Седоусый цыган взял вожжи, взгромоздился на передок и прикрикнул на ледащую лошадь. Та лениво затрусила к станции, ритмично мотая головой.
Телега с цыганом вернулась в каменный дом через час. Лошадь весело тащила пустой фургон и бодро цокала подковами, чувствуя скорую близость кормушки с овсом.
Седоусый слез с телеги и, покрикивая по-своему, завел лошадь во двор. Ворота закрылись. Больше ни самого Жана, ни его жены, ни его детей никто в поселке не видел.
Племя изгнало его прочь и забыло о нем. Забыл о нем и весь Мурмыш.
Вскоре по поселку пронесся слух, что бедную дурочку привезли из больницы. Что будто бы она уже дома и будто бы стала теперь еще здоровее прежнего.
Маринка не пошла в школу, скользнула незаметно за ворота, подальше от утренней воркотни матери, и очутилась в соседнем дворе.
– Лидия Ивановна, это я… – Она робко шагнула в утренний сумрак дома. Сгорбленная фигура неподвижно возвышалась возле пустой кровати.
Маринка приблизилась к учительнице, легонько тронула ее за плечо.
– Тс-с, Танечка спит, – прошептала Лидия Ивановна, глядя неподвижно перед собой пустыми, остановившимися глазами. – Тише, она очень устала.
Женщина ласково дотронулась до изголовья кровати, заботливо поправила пустую подушку:
– Она спит! – и вновь застыла в утреннем сумраке, боясь пошевелиться.
Маринка опрометью бросилась прочь, глотая отчаянные слезы.
G того дня по поселку пронеслась весть, что учительша Лидия Ивановна окончательно спятила. Делает вид, что живет с дочкой, будто ничего не произошло, тогда как все знают, что дурочка теперь в больнице, откуда ее больше не выпустят. Рано утром учительница выносит дочкин матрасик во двор, под цветущую яблоню, раскладывает игрушки, разговаривает сама с собой. Варит кушать, кормит будто бы дочку, читает ей сказки, даже уговаривает ее после обеда поспать.
– Ну, точно рехнулась! – беззлобно заключила Верка, увидев свою соседку-врагиню за забором с игрушками в руках.
И с внезапным сочувствием покачала головой.
Вечером, как обычно, она сидела со своим хахалем Расулом в ларьке и наливалась водкой, стремясь затопить поселившуюся внутри, тянущую душу тоску. А вернувшись домой, вновь привычно разругалась с Маринкой по поводу невынесенного ведра с помоями, но потом разнюнилась, заныла и проговорила почти трезво:
– Уезжай, дочка, уезжай… А то спятишь здесь… Уезжай.

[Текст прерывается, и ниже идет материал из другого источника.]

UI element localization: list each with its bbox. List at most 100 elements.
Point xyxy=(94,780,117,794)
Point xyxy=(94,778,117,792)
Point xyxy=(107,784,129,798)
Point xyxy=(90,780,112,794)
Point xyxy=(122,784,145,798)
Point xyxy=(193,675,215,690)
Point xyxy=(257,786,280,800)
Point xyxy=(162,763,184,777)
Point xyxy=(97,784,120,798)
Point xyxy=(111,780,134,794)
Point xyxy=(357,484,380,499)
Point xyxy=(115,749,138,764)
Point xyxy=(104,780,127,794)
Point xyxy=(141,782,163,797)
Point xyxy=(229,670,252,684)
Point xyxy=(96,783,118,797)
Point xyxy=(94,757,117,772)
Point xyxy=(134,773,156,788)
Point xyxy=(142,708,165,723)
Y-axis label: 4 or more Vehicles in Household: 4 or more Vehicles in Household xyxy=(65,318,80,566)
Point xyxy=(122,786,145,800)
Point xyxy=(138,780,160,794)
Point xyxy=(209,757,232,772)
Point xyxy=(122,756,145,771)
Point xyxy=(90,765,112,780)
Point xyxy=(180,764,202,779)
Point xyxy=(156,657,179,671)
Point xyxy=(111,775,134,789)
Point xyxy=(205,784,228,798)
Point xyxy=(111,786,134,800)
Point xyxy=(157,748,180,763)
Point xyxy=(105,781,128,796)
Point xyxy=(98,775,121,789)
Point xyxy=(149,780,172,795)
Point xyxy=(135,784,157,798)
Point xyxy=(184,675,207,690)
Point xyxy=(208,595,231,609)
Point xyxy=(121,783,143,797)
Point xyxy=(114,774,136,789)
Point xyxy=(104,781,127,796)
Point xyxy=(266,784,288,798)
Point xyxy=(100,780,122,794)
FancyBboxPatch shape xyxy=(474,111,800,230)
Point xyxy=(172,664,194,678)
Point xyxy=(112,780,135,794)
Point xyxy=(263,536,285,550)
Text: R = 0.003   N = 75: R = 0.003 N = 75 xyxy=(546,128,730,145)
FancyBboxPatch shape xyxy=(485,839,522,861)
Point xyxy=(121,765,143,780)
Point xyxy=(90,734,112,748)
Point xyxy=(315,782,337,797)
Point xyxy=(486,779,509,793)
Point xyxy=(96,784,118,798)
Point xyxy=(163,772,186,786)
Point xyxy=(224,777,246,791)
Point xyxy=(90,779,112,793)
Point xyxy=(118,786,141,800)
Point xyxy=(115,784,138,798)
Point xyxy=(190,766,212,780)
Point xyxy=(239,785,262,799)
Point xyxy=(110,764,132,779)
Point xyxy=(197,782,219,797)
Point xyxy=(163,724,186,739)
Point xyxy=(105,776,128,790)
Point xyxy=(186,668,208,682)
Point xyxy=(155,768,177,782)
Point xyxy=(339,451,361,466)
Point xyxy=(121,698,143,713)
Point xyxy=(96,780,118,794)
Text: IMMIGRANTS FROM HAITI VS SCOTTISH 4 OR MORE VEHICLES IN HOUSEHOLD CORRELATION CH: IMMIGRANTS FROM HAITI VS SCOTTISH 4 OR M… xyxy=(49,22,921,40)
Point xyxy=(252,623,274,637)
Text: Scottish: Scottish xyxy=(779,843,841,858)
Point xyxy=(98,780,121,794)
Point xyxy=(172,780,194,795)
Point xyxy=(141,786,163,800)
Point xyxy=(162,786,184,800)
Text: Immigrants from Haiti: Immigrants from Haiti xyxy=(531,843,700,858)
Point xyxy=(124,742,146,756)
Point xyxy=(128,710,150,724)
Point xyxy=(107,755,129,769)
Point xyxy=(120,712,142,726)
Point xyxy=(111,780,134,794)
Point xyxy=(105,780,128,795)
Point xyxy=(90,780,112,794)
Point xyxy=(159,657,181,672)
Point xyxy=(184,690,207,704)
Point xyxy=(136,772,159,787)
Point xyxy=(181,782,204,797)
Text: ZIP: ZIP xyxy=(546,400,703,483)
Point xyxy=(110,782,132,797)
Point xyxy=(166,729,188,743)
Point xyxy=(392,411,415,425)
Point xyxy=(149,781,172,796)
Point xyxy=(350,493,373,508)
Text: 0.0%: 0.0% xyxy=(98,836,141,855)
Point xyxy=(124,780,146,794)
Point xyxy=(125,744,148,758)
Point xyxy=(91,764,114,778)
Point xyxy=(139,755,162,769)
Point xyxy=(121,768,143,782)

Нянечка провела Маринку в белую палату с унылыми стенами и ровными рядами одинаково застеленных коек. Свою подружку Маринка узнала не сразу, различив ее только по бездонным озерным глазам, теперь пустым и невыразительным.
Она присела на краешек кровати и принялась рассказывать об овчарке Вильме, которая опять собралась щениться, и Тане конечно же оставят щенка, если она захочет. Можно будет назвать его Родькой… Потом Маринка поведала про погоду и про виды на урожай, про то, что картошка уже отцвела и огурцы вяжутся на грядках, несмотря на раннее время.
– Ночи-то стоят теплые, – рассказывала Маринка, неловко сжимая тонкую, прозрачную кисть подруги. – Ты же знаешь, Таня, огурцы только ночью растут, по теплу… Теперь, слышишь, пойдут они волной, так что удержу не будет…
Таня лежала неподвижно, не шевелясь, глядела остановившимся взглядом куда-то мимо, в больничную лекарственную пустоту. Было так тихо, что явственно слышалось, как в противоположном конце палаты икала древняя старушка, сотрясая кровать тщедушным телом.
Маринка посидела еще немного, потом осторожно высвободила ладонь из бесчувственных пальцев. И произнесла, обращаясь неизвестно к кому:
– Пойду я…
А потом через силу добавила – не то самой себе, не то тускло-синим стенам, окружавшим кровать:
– А я ведь, Танечка, все-таки уезжаю…
В ответ разлепились бескровные, обметанные сухостью губы, чуть заметно дрогнули, выдавливая из себя обиженное, слабое, чуть слышное:
– Не-и нады!
И погасли озерные глаза, захлебнулись собственной синью.